Nous ne nous inscrivons pas dans cette optique.
Ces enfants ont une tendance à l’isolement.
Les placer dans des établissements ou des classes spécifiques ne ferait que renforcer leur sentiment de solitude et fragiliserait leur position dans la société.
M. Hazette avait commandé une étude dont les résultats sont disponibles sur le site www.enseignement.be.
À la fin de l’année dernière, j’ai décidé de la poursuivre pour apporter des réponses aux enseignants confrontés à ces enfants.
La formation initiale ne peut sensibiliser les enseignants à toutes les situations auxquelles ils seront tôt ou tard confrontés.
C’est la raison pour laquelle je trouve utile et nécessaire que l’IFC puisse offrir des modules de formation au choix sur la réalité des enfants à haut potentiel ou sur la diversité culturelle.
L’étude n’aboutit pas à une approche spécifique de l’enfant à haut potentiel mais met l’accent sur les ressources disponibles pour l’enseignant.
Le tutorat pourrait être une manière de responsabiliser ces enfants.
Comme vous le souligniez, il arrive un moment où ils s’ennuient dans leur apprentissage.
Plutôt que de les laisser dans leur coin pendant que les autres travaillent, pourquoi ne pas leur suggérer d’accompagner le groupe ?
Il ne faut pas responsabiliser l’enfant en lui faisant porter la responsabilité du groupe qu’il doit accompagner.
Une pédagogie spécifique doit donc être développée.

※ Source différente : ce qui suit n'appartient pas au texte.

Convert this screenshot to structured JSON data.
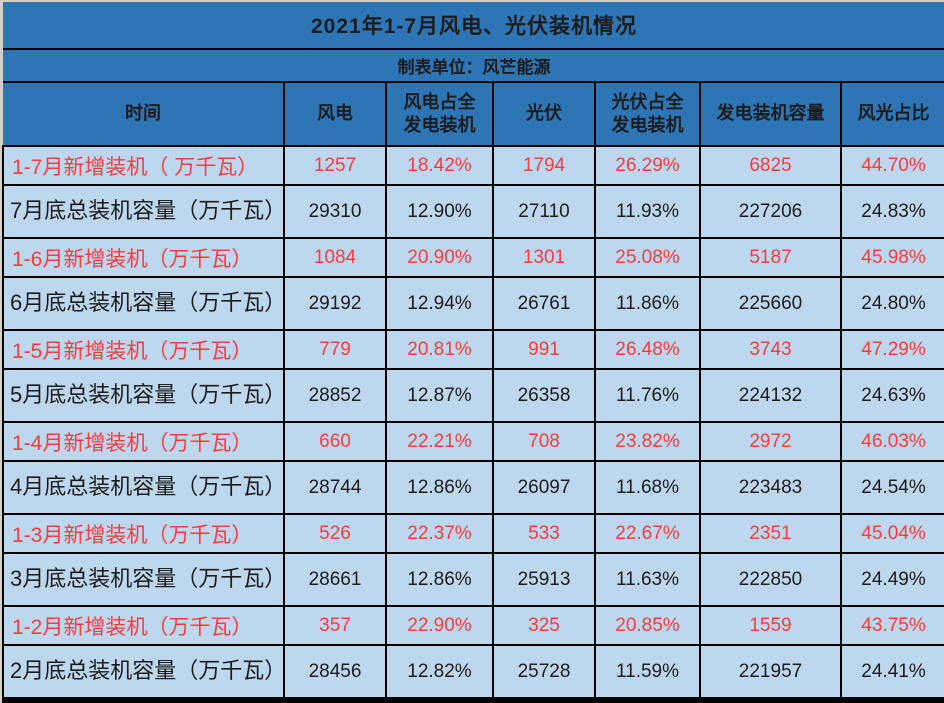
{
  "colors": {
    "header_bg": "#2E75B6",
    "body_bg": "#BDD7EE",
    "grid": "#000000",
    "highlight_red": "#F93B3B",
    "text_dark": "#1C1C1C"
  },
  "chart_data": {
    "type": "table",
    "title": "2021年1-7月风电、光伏装机情况",
    "source": "制表单位：风芒能源",
    "layout_hints": {
      "header_text_color": "black on medium blue",
      "body_background": "light blue",
      "highlight_rows": "new-installation rows shown in red"
    },
    "columns": [
      "时间",
      "风电",
      "风电占全发电装机",
      "光伏",
      "光伏占全发电装机",
      "发电装机容量",
      "风光占比"
    ],
    "rows": [
      {
        "label": "1-7月新增装机（ 万千瓦）",
        "highlight": true,
        "values": [
          "1257",
          "18.42%",
          "1794",
          "26.29%",
          "6825",
          "44.70%"
        ]
      },
      {
        "label": "7月底总装机容量（万千瓦）",
        "highlight": false,
        "values": [
          "29310",
          "12.90%",
          "27110",
          "11.93%",
          "227206",
          "24.83%"
        ]
      },
      {
        "label": "1-6月新增装机（万千瓦）",
        "highlight": true,
        "values": [
          "1084",
          "20.90%",
          "1301",
          "25.08%",
          "5187",
          "45.98%"
        ]
      },
      {
        "label": "6月底总装机容量（万千瓦）",
        "highlight": false,
        "values": [
          "29192",
          "12.94%",
          "26761",
          "11.86%",
          "225660",
          "24.80%"
        ]
      },
      {
        "label": "1-5月新增装机（万千瓦）",
        "highlight": true,
        "values": [
          "779",
          "20.81%",
          "991",
          "26.48%",
          "3743",
          "47.29%"
        ]
      },
      {
        "label": "5月底总装机容量（万千瓦）",
        "highlight": false,
        "values": [
          "28852",
          "12.87%",
          "26358",
          "11.76%",
          "224132",
          "24.63%"
        ]
      },
      {
        "label": "1-4月新增装机（万千瓦）",
        "highlight": true,
        "values": [
          "660",
          "22.21%",
          "708",
          "23.82%",
          "2972",
          "46.03%"
        ]
      },
      {
        "label": "4月底总装机容量（万千瓦）",
        "highlight": false,
        "values": [
          "28744",
          "12.86%",
          "26097",
          "11.68%",
          "223483",
          "24.54%"
        ]
      },
      {
        "label": "1-3月新增装机（万千瓦）",
        "highlight": true,
        "values": [
          "526",
          "22.37%",
          "533",
          "22.67%",
          "2351",
          "45.04%"
        ]
      },
      {
        "label": "3月底总装机容量（万千瓦）",
        "highlight": false,
        "values": [
          "28661",
          "12.86%",
          "25913",
          "11.63%",
          "222850",
          "24.49%"
        ]
      },
      {
        "label": "1-2月新增装机（万千瓦）",
        "highlight": true,
        "values": [
          "357",
          "22.90%",
          "325",
          "20.85%",
          "1559",
          "43.75%"
        ]
      },
      {
        "label": "2月底总装机容量（万千瓦）",
        "highlight": false,
        "values": [
          "28456",
          "12.82%",
          "25728",
          "11.59%",
          "221957",
          "24.41%"
        ]
      }
    ]
  }
}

Contrairement à l’étude universitaire, l’initiative de M. Hazette d’octroyer à certaines écoles des emplois Rosetta pour développer des activités en faveur d’enfants à haut potentiel me semble tout à fait inappropriée.

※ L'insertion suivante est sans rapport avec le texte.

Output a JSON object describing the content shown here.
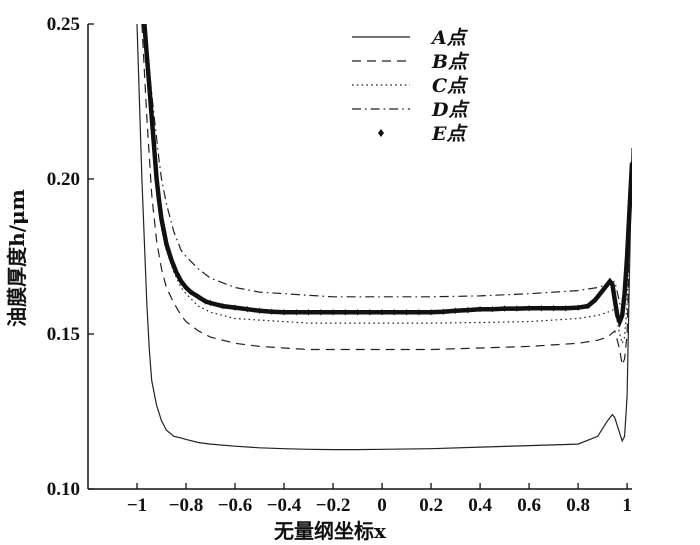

Si les enseignants ayant une pédagogie et une expérience en la matière se disent démunis face à ces jeunes, a fortiori des personnes à peine sorties du secondaire, qui ne possèdent aucune notion de pédagogie.
On n’a donc pas mis en adéquation les besoins des enfants à haut potentiel, les besoins de pédagogie différenciée, adaptable, et les compétences des personnes recrutées.
Si nous arrêtons cette mesure, ce n’est donc pas parce que les enfants à haut potentiel ne nous préoccupent pas, mais parce que nous voulons leur apporter des solutions sérieuses et former les gens dont c’est le métier.
C’est pourquoi on poursuit la recherche entreprise et que l’on travaille sur la formation initiale et continuée afin que les enseignants possèdent une meilleure approche du problème des enfants à haut potentiel et disposent d’outils pour répondre à leurs besoins.
Enfin, l’âge minimal de délivrance du CESS n’est pas fixé à 16 ans mais bien à 15 pour tous les jeunes quels qu’ils soient, pour autant qu’ils aient obtenu le certificat du deuxième degré de l’enseignement secondaire.
Il n’y a donc pas de spécificité pour les sportifs ; la mesure est homogène pour l’ensemble des publics.
Philippe Fontaine (MR).– Je prends acte que l’étude universitaire se poursuit mais que les mises à disposition dans les établissements scolaires sont arrêtées.
Vous estimez que cette initiative n’était pas positive.
J’aimerais toutefois, par la suite, confronter votre réponse avec ce que l’on me dit par ailleurs.
En outre, je prends acte qu’il est possible de passer les examens à 15 ans et non pas à 16.
Ma seule réticence face à votre réponse touche le tutorat.
En effet, si je ne suis pas opposé à cette idée, je pense qu’il ne faut pas utiliser les enfants à haut potentiel tels des enseignants adjoints mais les laisser se développer à leur propre rythme.
S’il est positif qu’ils se retrouvent dans l’enseignement traditionnel, ils doivent pouvoir s’y frayer un cheminement un peu différent.